Nelson Willians é apresentado como dono da maior banca de advocacia do Brasil e esteve envolvido com a organização da campanha pelo impeachment de Dilma Rousseff.
Advogados de seu escritório prepararam o pedido de impeachment apresentado por ator Alexandre Frota em 2015.
Eduardo Cunha recebeu o pedido, mas não o colocou em votação. Preferiu usar o do trio Hélio Bicudo, Janaína Pachoal e Miguel Reale Júnior.
Avião de Nelson Willians levou o ator Alexandre Frota para participar das manifestações em Brasília no dia em que a Câmara dos Deputados votou o afastamento da então presidente.
Willians é ligado a Michel Temer, João Doria e Sergio Moro.
O fato de recepcionar o ministro da Fazenda paraguaio em jantar, na época em que este veio ao Brasil para tratar do acordo, não significa envolvimento do advogado em um eventual negociação ilícita para beneficiar a Léros, mas não deixa de chamar a atenção.
Willians tem estado no centro de eventos controvertidos principalmente depois que Dilma Rousseff caiu.
O escritório de Nélson Willians foi contratado, no ano passado, pela diretoria do Porto de Santos, antigo feudo político de Temer, para arbitrar uma disputa com a empresa Libra, uma das arrendatárias do porto para operações de contêineres, ao qual a empresa estaria devendo R$ 2,3 bilhões.
O escritório também foi um dos patrocinadores da palestra que Moro realizou em Nova York, na mesma viagem em que foi homenageado como Homem do Ano pela Câmara de Comércio Brasil-Estados Unidos.
O patrocínio chegou a gerar representação contra Moro, por conflito de interesse. Nelson Willians também é advogado da Petrobras, assistente de acusação nos processos da Lava Jato que Moro julgava.
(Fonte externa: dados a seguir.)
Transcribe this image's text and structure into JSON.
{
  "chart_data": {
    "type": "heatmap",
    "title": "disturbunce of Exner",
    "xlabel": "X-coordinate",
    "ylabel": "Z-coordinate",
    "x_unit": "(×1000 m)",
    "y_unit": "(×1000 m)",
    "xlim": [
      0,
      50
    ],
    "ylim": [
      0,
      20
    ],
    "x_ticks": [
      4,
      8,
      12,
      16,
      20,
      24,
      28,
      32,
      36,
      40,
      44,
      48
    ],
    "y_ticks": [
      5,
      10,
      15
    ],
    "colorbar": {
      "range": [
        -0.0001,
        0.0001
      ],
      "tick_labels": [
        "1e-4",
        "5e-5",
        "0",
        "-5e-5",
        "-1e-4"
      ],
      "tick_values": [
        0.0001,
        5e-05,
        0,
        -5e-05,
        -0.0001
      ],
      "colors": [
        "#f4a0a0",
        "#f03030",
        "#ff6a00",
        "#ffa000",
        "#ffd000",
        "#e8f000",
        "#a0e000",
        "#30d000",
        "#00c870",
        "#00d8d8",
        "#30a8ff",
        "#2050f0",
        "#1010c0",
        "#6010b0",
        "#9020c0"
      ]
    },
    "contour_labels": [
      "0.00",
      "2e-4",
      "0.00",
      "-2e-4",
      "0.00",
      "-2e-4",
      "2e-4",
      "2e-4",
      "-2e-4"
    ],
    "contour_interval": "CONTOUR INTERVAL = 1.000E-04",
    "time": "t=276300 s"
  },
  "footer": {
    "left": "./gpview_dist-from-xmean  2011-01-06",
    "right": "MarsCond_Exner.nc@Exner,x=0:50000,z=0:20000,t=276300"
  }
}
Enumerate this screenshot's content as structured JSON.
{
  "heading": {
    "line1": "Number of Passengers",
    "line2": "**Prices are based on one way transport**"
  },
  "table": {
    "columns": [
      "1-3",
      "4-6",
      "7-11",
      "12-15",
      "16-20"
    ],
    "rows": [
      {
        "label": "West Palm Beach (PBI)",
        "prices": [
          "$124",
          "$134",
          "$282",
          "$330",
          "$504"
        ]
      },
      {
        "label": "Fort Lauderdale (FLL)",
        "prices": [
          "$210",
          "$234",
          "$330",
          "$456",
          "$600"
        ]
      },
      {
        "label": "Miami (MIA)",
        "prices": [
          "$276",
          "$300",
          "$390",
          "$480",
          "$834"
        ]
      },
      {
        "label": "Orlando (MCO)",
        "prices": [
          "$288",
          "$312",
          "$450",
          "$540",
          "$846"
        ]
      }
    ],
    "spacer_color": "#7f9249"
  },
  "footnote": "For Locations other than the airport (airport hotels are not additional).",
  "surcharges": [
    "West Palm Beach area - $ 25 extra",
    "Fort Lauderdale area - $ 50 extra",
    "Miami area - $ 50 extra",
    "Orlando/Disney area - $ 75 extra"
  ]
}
Moro e Willians têm quase a mesma idade e saíram da mesma região, em Maringá. Quando uma sócia de seu escritório foi homenageada em Curitiba, Moro e a mulher, Rosângela, participaram do jantar comemorativo.
O evento com Moro foi promovido pelo Lide de João Doria, político que Willians ajudou ao emprestar seu avião para deslocamentos pelo Brasil, na época em que o então prefeito de São Paulo cogitava se candidatar a presidente.
Willians, assim como Moro e João Doria, ganhou protagonismo nos últimos ano no Brasil, quando a Lava Jato se tornou uma instituição dentro de outro instituição, o Ministério Público — o que é uma aberração do ponto de vista da organização do estado.
Sem Lava Jato, não haveria João Doria e Moro não seria ministro da Justiça. Com certeza, não haveria governo Jair Bolsonaro e, nesse caso, o acordo com o Paraguai estaria sendo negociado em outras bases, sem a suspeita de que, por trás de jantares luxuosos e da ação do Itamaraty, se movam interesses de um grupo privado.